How to enable use of all cpu cores?

I currently have stable-diffusion-cpuonly version installed with learning pack 1.5 and have been noticing that it only uses at most 40%~ of the cpu and around 8-12gig of ram.

This system has 48 cores at 2.6ghz, 64gig ddr4 ecc ram,geforce 980GTX 4GB

Is there a way to configure this to use all cpu cores, or use n cores?

2 Likes

I have the same problem. Have you found a solution?

1 Like

I have yet to figure it out I dont see anything in the code about cores or stuff, makes me wonder if the process itself isnt that parallelize-able or something. Out of 48 cores I use about 40% which is around 20 cores. So I dont think its a hyper threading issue or it would be capping out at 24 cores id assume. I assume not as many people are doing this as I would think. I have no serious reason to use this program mostly just experimenting and trying different stuff with txt2img and img2img, would be sweet to get it to use 100% though, perhaps somone more versed in it will chime in at some point ill keep watch on this thread.

1 Like

:white_check_mark: For PyTorch-Based Stable Diffusion (Most Common)

Put this at the top of your script:

python

CopyEdit

import torch
import os
import multiprocessing

# Use all logical CPU cores
num_cores = multiprocessing.cpu_count()
torch.set_num_threads(num_cores)
torch.set_num_interop_threads(max(1, num_cores // 2))  # Optional tuning

print(f"🔧 Using {num_cores} CPU threads for PyTorch")

This configures PyTorch to fully use the CPU for inference or training.


:white_check_mark: For Diffusers (Hugging Face’s diffusers library)

If you’re using from diffusers import StableDiffusionPipeline, you can combine this with:

python

CopyEdit

pipe = StableDiffusionPipeline.from_pretrained("CompVis/stable-diffusion-v1-4")
pipe = pipe.to("cpu")  # ensure it's CPU-only

And then set the CPU usage as above with torch.set_num_threads(...).
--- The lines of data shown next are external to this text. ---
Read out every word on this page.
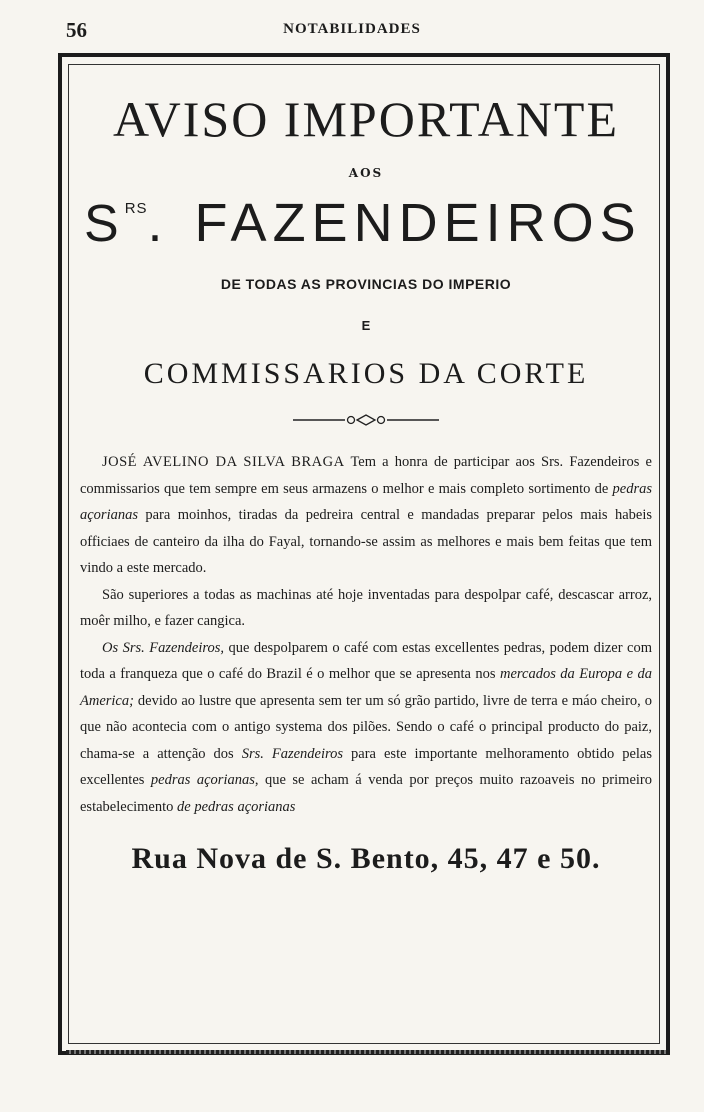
56	NOTABILIDADES
AVISO IMPORTANTE
AOS
$S^{RS}$. FAZENDEIROS
DE TODAS AS PROVINCIAS DO IMPERIO
E
COMMISSARIOS DA CORTE

JOSÉ AVELINO DA SILVA BRAGA Tem a honra de participar aos Srs. Fazendeiros e commissarios que tem sempre em seus armazens o melhor e mais completo sortimento de pedras açorianas para moinhos, tiradas da pedreira central e mandadas preparar pelos mais habeis officiaes de canteiro da ilha do Fayal, tornando-se assim as melhores e mais bem feitas que tem vindo a este mercado.

São superiores a todas as machinas até hoje inventadas para despolpar café, descascar arroz, moêr milho, e fazer cangica.

Os Srs. Fazendeiros, que despolparem o café com estas excellentes pedras, podem dizer com toda a franqueza que o café do Brazil é o melhor que se apresenta nos mercados da Europa e da America; devido ao lustre que apresenta sem ter um só grão partido, livre de terra e máo cheiro, o que não acontecia com o antigo systema dos pilões. Sendo o café o principal producto do paiz, chama-se a attenção dos Srs. Fazendeiros para este importante melhoramento obtido pelas excellentes pedras açorianas, que se acham á venda por preços muito razoaveis no primeiro estabelecimento de pedras açorianas

Rua Nova de S. Bento, 45, 47 e 50.
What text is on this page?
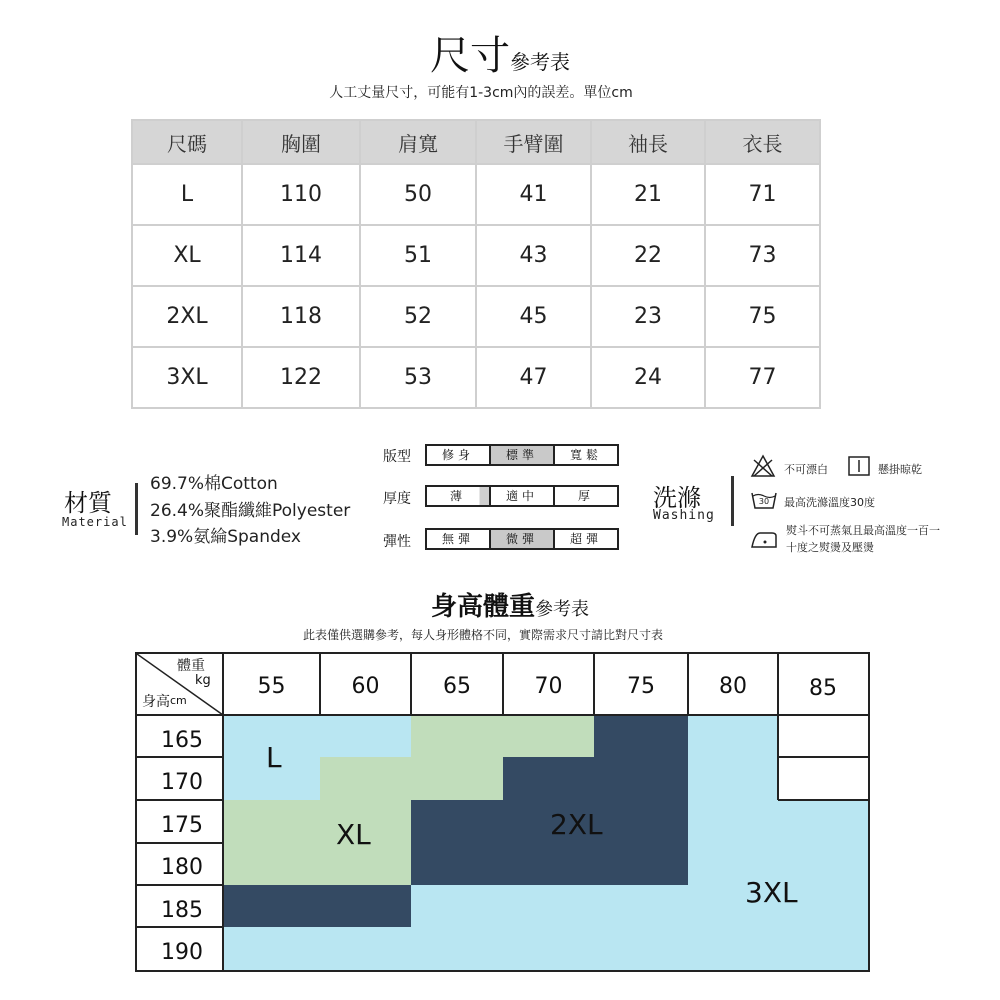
尺寸參考表
人工丈量尺寸，可能有1-3cm內的誤差。單位cm
尺碼	胸圍	肩寬	手臂圍	袖長	衣長
L	110	50	41	21	71
XL	114	51	43	22	73
2XL	118	52	45	23	75
3XL	122	53	47	24	77
材質
Material
69.7%棉Cotton
26.4%聚酯纖維Polyester
3.9%氨綸Spandex
版型	修身	標準	寬鬆
厚度	薄	適中	厚
彈性	無彈	微彈	超彈
洗滌
Washing
不可漂白	懸掛晾乾
30	最高洗滌溫度30度
熨斗不可蒸氣且最高溫度一百一
十度之熨燙及壓燙
身高體重參考表
此表僅供選購參考，每人身形體格不同，實際需求尺寸請比對尺寸表
體重
kg
身高 cm
55	60	65	70	75	80	85
165
170
175
180
185
190
L
XL	2XL
3XL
:white_check_mark: For ONNX Runtime Backends (if used)

If you’re using ONNX to accelerate Stable Diffusion (common in onnxruntime CPU-optimized builds):

python

CopyEdit

import onnxruntime as ort

sess_options = ort.SessionOptions()
sess_options.intra_op_num_threads = os.cpu_count()  # Max parallelism
sess_options.inter_op_num_threads = max(1, os.cpu_count() // 2)

ort_session = ort.InferenceSession("model.onnx", sess_options)
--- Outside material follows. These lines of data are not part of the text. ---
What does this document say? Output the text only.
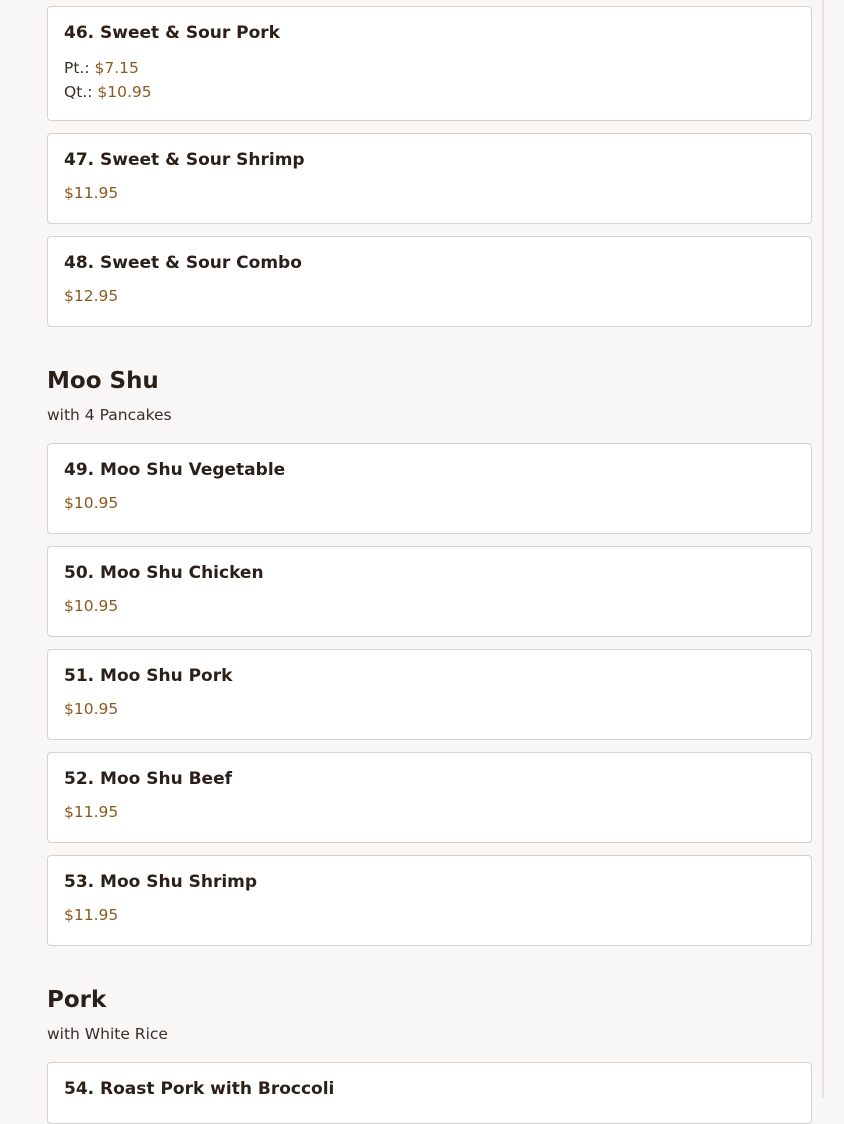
46. Sweet & Sour Pork
Pt.: $7.15
Qt.: $10.95
47. Sweet & Sour Shrimp
$11.95
48. Sweet & Sour Combo
$12.95
Moo Shu

with 4 Pancakes

49. Moo Shu Vegetable
$10.95
50. Moo Shu Chicken
$10.95
51. Moo Shu Pork
$10.95
52. Moo Shu Beef
$11.95
53. Moo Shu Shrimp
$11.95
Pork

with White Rice

54. Roast Pork with Broccoli
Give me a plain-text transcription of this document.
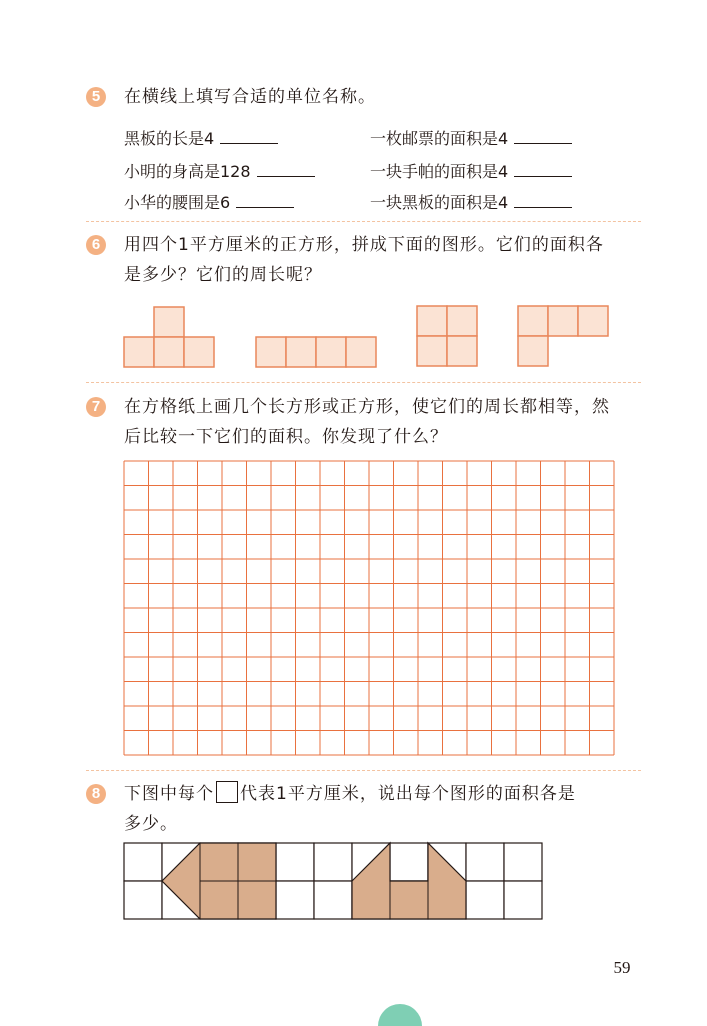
5	在横线上填写合适的单位名称。
黑板的长是4	一枚邮票的面积是4
小明的身高是128	一块手帕的面积是4
小华的腰围是6	一块黑板的面积是4
6	用四个1平方厘米的正方形，拼成下面的图形。它们的面积各
是多少？它们的周长呢？
7	在方格纸上画几个长方形或正方形，使它们的周长都相等，然
后比较一下它们的面积。你发现了什么？
8	下图中每个 代表1平方厘米，说出每个图形的面积各是
多少。
59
:gear: Optional: Set Env Variables (Can Help PyTorch/ONNX)

Set before running your script:

bash

CopyEdit

export OMP_NUM_THREADS=$(nproc)
export MKL_NUM_THREADS=$(nproc)

Or in Python:

python

CopyEdit

os.environ["OMP_NUM_THREADS"] = str(num_cores)
os.environ["MKL_NUM_THREADS"] = str(num_cores)

:test_tube: Final Tip: Batch Your Requests

Stable Diffusion on CPU can also be made more efficient by batching — generating multiple images per pass (if memory allows):

python

CopyEdit

pipe(prompt="a futuristic AI core", num_images_per_prompt=4)
1 Like

If you want to use GPU models efficiently on a CPU, it is relatively easy to use ONNX (introduced above) or GGUF.